The current wind-word across all industries is GST. Since the Rajya Sabha passed a constitutional amendment to incorporate a system of Goods and Services Tax in India, the reform has set a wave of revolution across the nation. Goods and Services Tax (GST) is a method of indirect taxation in India for culminating all present taxes into one single system of taxation. The Act was passed as The Constitution Act 2016 (101 Amendment) governed by the Union Finance Minister, Mr. Arun Jaitley. To be specific, GST is an extensive approach of imposing indirect taxes on production, sale as well as consumption of goods and services throughout India; the objective of GST is to substitute individual tax entities levied by the Central and State governments.
What did current GST Bill of 2017-18 claim?
The GST Act of 2017-18, supposedly to be implemented from 1st July 2017, would involve assorted taxes including VAT, service tax, and excise duties. It aims to rationalize the present indirect taxation regime for providing stable economic growth. Henceforth, GST will uphold four-set standard tax rates i.e 5%, 12%, 18%, 28% respectively. The proposed GST rate is being currently discussed at 26.88 per cent (12.77 per cent at the centre and 13.91 per cent at the state). On a global scale, the current GST rate is somewhere between 14-16 per cent. Though the boons of having single taxation have been of great significance to every sector, it has impacted E-commerce in India the most (especially cross-border eCommerce). The reason why global online sellers in India are extremely enthusiastic about it is that till now they were burdened with a plethora of taxes for any given successful cross-border sales. To make things worse, different statutory forms and AWBs (Air Way Bills) applicable added on to the complexities of declaring the tax turnovers to tax departments of respective states in India.
In what way will GST Bill impact Indian and Global Ecommerce?
Incorporation of GST Bill is likely to benefit global E-commerce the most. Destination based tax is a basic principle of GST. Importers are going to be taxed at a rate at which the products are manufactured and consumed with the jurisdiction of the origin country. Exporters, on the other hand, are going to be taxed at a zero rate and are allowed to claim refunds for the input tax credit. This is going to make export and import oriented industries much more competitive on an international scale. This will further give momentum to exports and register a setback for imports thereby encouraging Indian online sellers for cross-border eCommerce.

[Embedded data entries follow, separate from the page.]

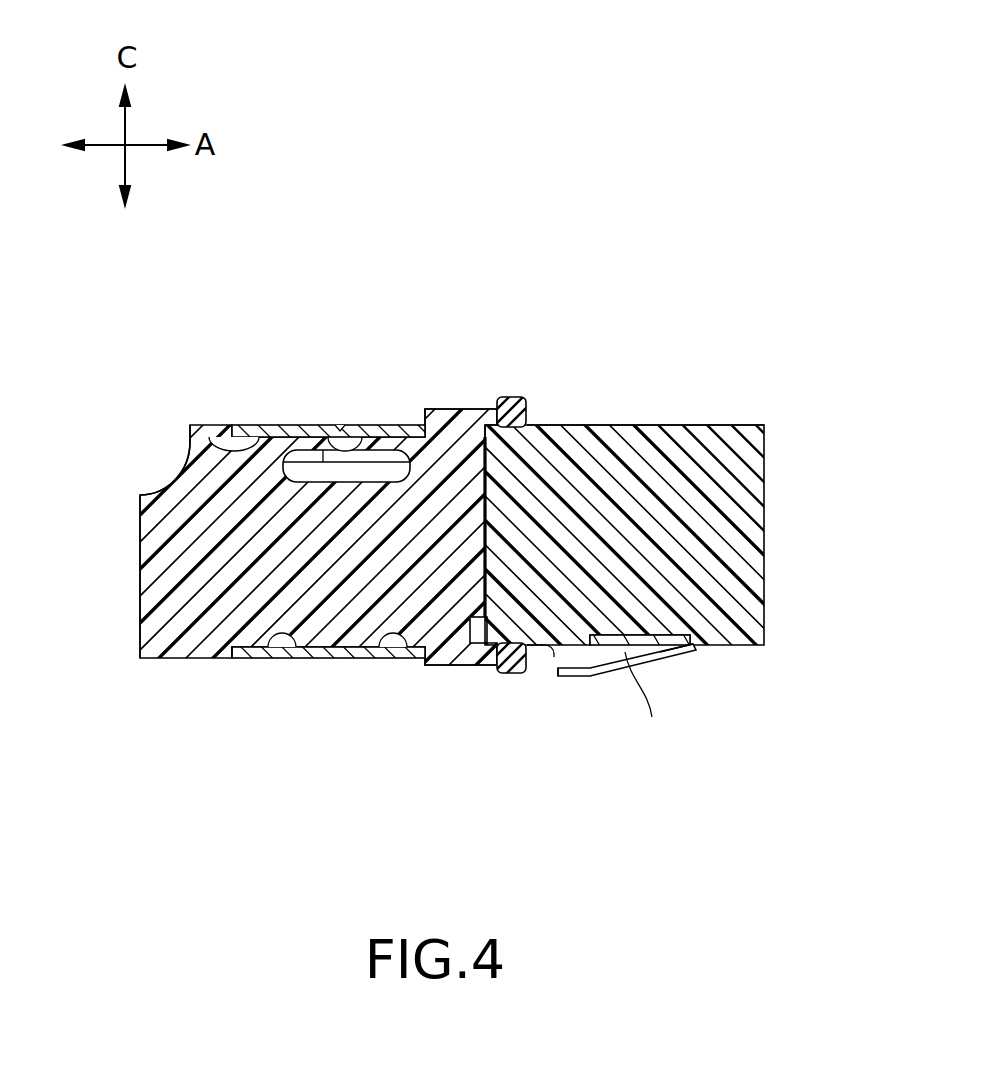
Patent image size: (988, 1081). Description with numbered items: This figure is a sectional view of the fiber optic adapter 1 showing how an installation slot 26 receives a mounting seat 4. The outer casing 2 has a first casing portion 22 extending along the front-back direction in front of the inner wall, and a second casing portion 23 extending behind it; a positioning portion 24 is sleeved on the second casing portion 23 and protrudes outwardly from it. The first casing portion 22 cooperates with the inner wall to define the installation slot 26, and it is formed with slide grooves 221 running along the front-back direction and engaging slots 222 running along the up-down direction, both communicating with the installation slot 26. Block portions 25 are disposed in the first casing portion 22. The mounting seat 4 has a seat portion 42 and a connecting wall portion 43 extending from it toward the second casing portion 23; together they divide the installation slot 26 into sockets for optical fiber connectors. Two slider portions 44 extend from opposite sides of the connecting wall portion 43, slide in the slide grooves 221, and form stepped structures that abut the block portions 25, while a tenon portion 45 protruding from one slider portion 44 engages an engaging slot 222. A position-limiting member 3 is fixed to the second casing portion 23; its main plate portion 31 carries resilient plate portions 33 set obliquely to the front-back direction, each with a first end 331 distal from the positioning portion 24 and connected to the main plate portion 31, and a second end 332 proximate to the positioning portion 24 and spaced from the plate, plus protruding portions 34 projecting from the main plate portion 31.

The fiber optic adapter 1 is at (437, 280).
The outer casing 2 is at (674, 404).
The first casing portion 22 is at (245, 660).
The slide grooves 221 is at (207, 430).
The engaging slots 222 is at (355, 432).
The second casing portion 23 is at (589, 430).
The positioning portion 24 is at (511, 395).
The block portions 25 is at (388, 660).
The installation slots 26 is at (240, 636).
The position-limiting member 3 is at (722, 684).
The main plate portion 31 is at (688, 640).
The resilient plate portions 33 is at (610, 697).
The first end 331 is at (670, 660).
The second end 332 is at (572, 678).
The protruding portions 34 is at (548, 660).
The mounting seat 4 is at (130, 431).
The seat portion 42 is at (148, 556).
The connecting wall portion 43 is at (301, 560).
The slider portions 44 is at (460, 478).
The tenon portion 45 is at (347, 428).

GST could finally come up with a tax framework for global E-commerce that was already confronting identity crisis in this regard. It has been immensely useful in the movement of products for cross-border eCommerce as many supply chain issues got addressed leading to quicker deliveries. With a standardized tax, there is no requirement of guessing the different taxes that apply for cross-border eCommerce transactions and thus more number of Indian online sellers are intending to go global.